Projects
Sentiment Analysis of Movie Reviews
Predicting sentiment (positive/negative) of movie reviews using NLP and machine learning. (Scikit-learn, NLTK, Pandas)
This project delved into the application of natural language processing (NLP) techniques for classifying sentiment (positive or negative) within movie reviews. Leveraging key libraries like scikit-learn, NLTK, and Pandas, I meticulously preprocessed the text data, including tokenization, stop word removal, and stemming. To extract meaningful features, I employed the Term Frequency-Inverse Document Frequency (TF-IDF) weighting scheme.
Extensive model exploration revealed a tie between two top performers Support Vector Machines (SVM) with both linear and RBF kernels achieved an impressive accuracy of 89.9%. Due to its simplicity and ease of deployment, I prioritized the linear SVM as the best model. Analysis of the confusion matrix highlights a subtle bias towards positive classifications, presenting an interesting area for further optimization and potential exploration of techniques to address class imbalance.
StudyBuddy
An AI-powered study companion application built with React and Cloudflare Workers, integrating multiple AI APIs for intelligent educational assistance.
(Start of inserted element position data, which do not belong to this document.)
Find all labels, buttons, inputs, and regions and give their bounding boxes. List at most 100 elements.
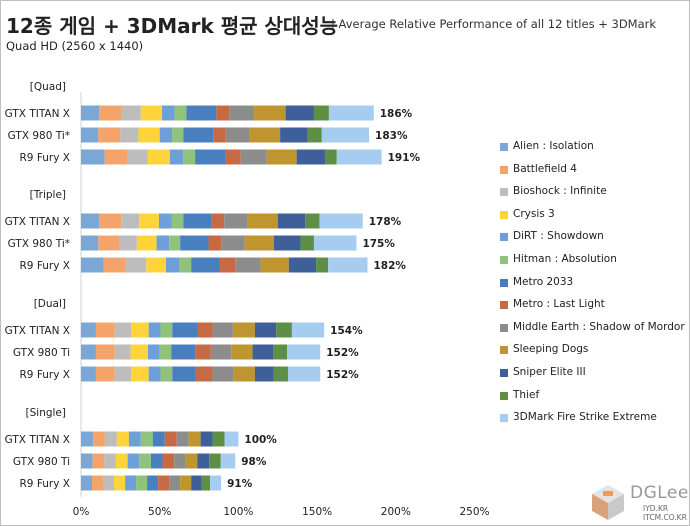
row-label: GTX 980 Ti xyxy=(13,347,70,359)
bar-segment xyxy=(81,453,93,469)
resolution-label: Quad HD (2560 x 1440) xyxy=(6,39,144,53)
bar-segment xyxy=(99,213,122,229)
watermark-name: DGLee xyxy=(630,483,689,503)
bar-segment xyxy=(140,431,153,447)
bar-segment xyxy=(313,105,329,121)
legend-label: Sniper Elite III xyxy=(513,366,586,378)
bar-segment xyxy=(162,453,175,469)
bar-segment xyxy=(131,366,149,382)
bar-segment xyxy=(307,127,322,143)
bar-segment xyxy=(266,149,297,165)
total-label: 175% xyxy=(362,238,395,250)
bar-segment xyxy=(172,127,184,143)
bar-segment xyxy=(160,322,173,338)
bar-segment xyxy=(121,213,140,229)
bar-segment xyxy=(169,235,181,251)
legend-swatch xyxy=(500,391,508,400)
bar-segment xyxy=(197,453,210,469)
row-label: R9 Fury X xyxy=(20,478,71,490)
x-tick-label: 100% xyxy=(223,506,253,518)
bar-segment xyxy=(104,431,117,447)
bar-segment xyxy=(95,344,115,360)
bar-segment xyxy=(147,149,170,165)
bar-segment xyxy=(200,431,213,447)
bar-segment xyxy=(115,453,128,469)
bar-segment xyxy=(146,257,166,273)
bar-segment xyxy=(291,322,325,338)
bar-segment xyxy=(195,366,213,382)
bar-segment xyxy=(287,366,321,382)
legend-swatch xyxy=(500,369,508,377)
legend-swatch xyxy=(500,256,508,264)
bar-segment xyxy=(183,149,196,165)
bar-segment xyxy=(316,257,329,273)
bar-segment xyxy=(252,344,274,360)
bar-segment xyxy=(174,105,187,121)
legend-label: Metro : Last Light xyxy=(513,298,605,311)
row-label: R9 Fury X xyxy=(20,369,71,381)
bar-segment xyxy=(288,257,317,273)
legend-label: Metro 2033 xyxy=(513,275,574,288)
row-label: GTX 980 Ti* xyxy=(8,238,70,250)
bar-segment xyxy=(159,344,172,360)
bar-segment xyxy=(81,127,99,143)
bar-segment xyxy=(213,127,226,143)
bar-segment xyxy=(171,344,196,360)
bar-segment xyxy=(305,213,320,229)
bar-segment xyxy=(172,366,196,382)
bar-segment xyxy=(324,149,337,165)
group-label: [Dual] xyxy=(34,298,66,310)
total-label: 152% xyxy=(326,347,359,359)
bar-segment xyxy=(313,235,357,251)
bar-segment xyxy=(247,213,278,229)
bar-segment xyxy=(195,344,211,360)
bar-segment xyxy=(158,475,170,491)
bar-segment xyxy=(185,453,198,469)
bar-segment xyxy=(136,475,148,491)
total-label: 154% xyxy=(330,325,363,337)
bar-segment xyxy=(180,235,209,251)
bar-segment xyxy=(183,213,212,229)
bar-segment xyxy=(280,127,308,143)
dglee-logo-icon xyxy=(592,485,624,520)
bar-segment xyxy=(150,453,163,469)
bar-segment xyxy=(216,105,230,121)
bar-segment xyxy=(152,431,165,447)
row-label: GTX TITAN X xyxy=(5,325,70,337)
bar-segment xyxy=(285,105,314,121)
watermark-url: ITCM.CO.KR xyxy=(643,513,687,522)
bar-segment xyxy=(98,127,121,143)
bar-segment xyxy=(276,322,292,338)
bar-segment xyxy=(221,235,245,251)
x-tick-label: 200% xyxy=(381,506,411,518)
bar-segment xyxy=(336,149,382,165)
bar-segment xyxy=(125,257,147,273)
bar-segment xyxy=(95,322,115,338)
bar-segment xyxy=(254,366,274,382)
bar-segment xyxy=(148,322,161,338)
bar-segment xyxy=(254,105,286,121)
total-label: 100% xyxy=(244,434,277,446)
group-label: [Triple] xyxy=(30,189,66,201)
bar-segment xyxy=(224,213,248,229)
bar-segment xyxy=(103,257,126,273)
bar-segment xyxy=(273,344,288,360)
bar-segment xyxy=(219,257,236,273)
bar-segment xyxy=(114,475,126,491)
bar-segment xyxy=(183,127,214,143)
bar-segment xyxy=(328,105,374,121)
legend-swatch xyxy=(500,210,508,219)
bar-segment xyxy=(81,235,99,251)
bar-segment xyxy=(220,453,236,469)
total-label: 91% xyxy=(227,478,253,490)
bar-segment xyxy=(156,235,170,251)
bar-segment xyxy=(130,344,148,360)
legend-swatch xyxy=(500,414,508,423)
legend-label: Alien : Isolation xyxy=(513,140,594,152)
bar-segment xyxy=(81,213,100,229)
bar-segment xyxy=(81,257,104,273)
chart-subtitle: | Average Relative Performance of all 12… xyxy=(331,17,657,31)
bar-segment xyxy=(81,344,96,360)
legend-label: 3DMark Fire Strike Extreme xyxy=(513,411,657,424)
bar-segment xyxy=(201,475,211,491)
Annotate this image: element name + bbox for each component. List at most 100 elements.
StudyBuddy AI is an innovative educational platform designed to revolutionize the way students learn and interact with study materials. Leveraging React for a dynamic frontend and Cloudflare Workers for a serverless backend, this project seamlessly integrates multiple AI APIs, including Anthropic’s Claude, to provide intelligent, context-aware study assistance. The application offers personalized learning experiences, real-time explanations across various subjects, and chat-based interactions for in-depth topic exploration.
Key technical achievements include implementing a scalable architecture for real-time AI interactions, robust user authentication with JWT and role-based access control, and a tiered subscription model integrated with Stripe. Advanced features such as PDF document analysis, smart text selection, and version control for study materials enhance the learning experience. Performance optimizations like React Query for state management, code splitting, and lazy loading resulted in a 40% reduction in load times. The project also focuses on security, utilizing JWT tokens and bcrypt for password hashing to ensure user data protection.
Bible-Based Language Model (TBC)
Developing a specialized T5-based language model for biblical text analysis and generation using PyTorch and Hugging Face Transformers.
Current Status: NEED COMPUTE
This project focuses on creating a sophisticated language model tailored for biblical texts and theological analysis. Utilizing the T5 architecture and PyTorch, I implemented a comprehensive data preprocessing pipeline to handle multiple Bible versions and theological texts. The model is designed to perform various tasks including verse completion, thematic analysis, and contextual interpretation of biblical passages.
A hybrid training approach was employed, leveraging transfer learning from smaller to larger models to optimize performance. Custom evaluation metrics were developed to assess the model’s capability in tasks specific to biblical understanding. The evaluation framework provides insights into the model’s performance across different aspects of biblical knowledge and interpretation. While initial results show promise in capturing biblical language patterns, ongoing work focuses on refining the model’s accuracy and contextual understanding.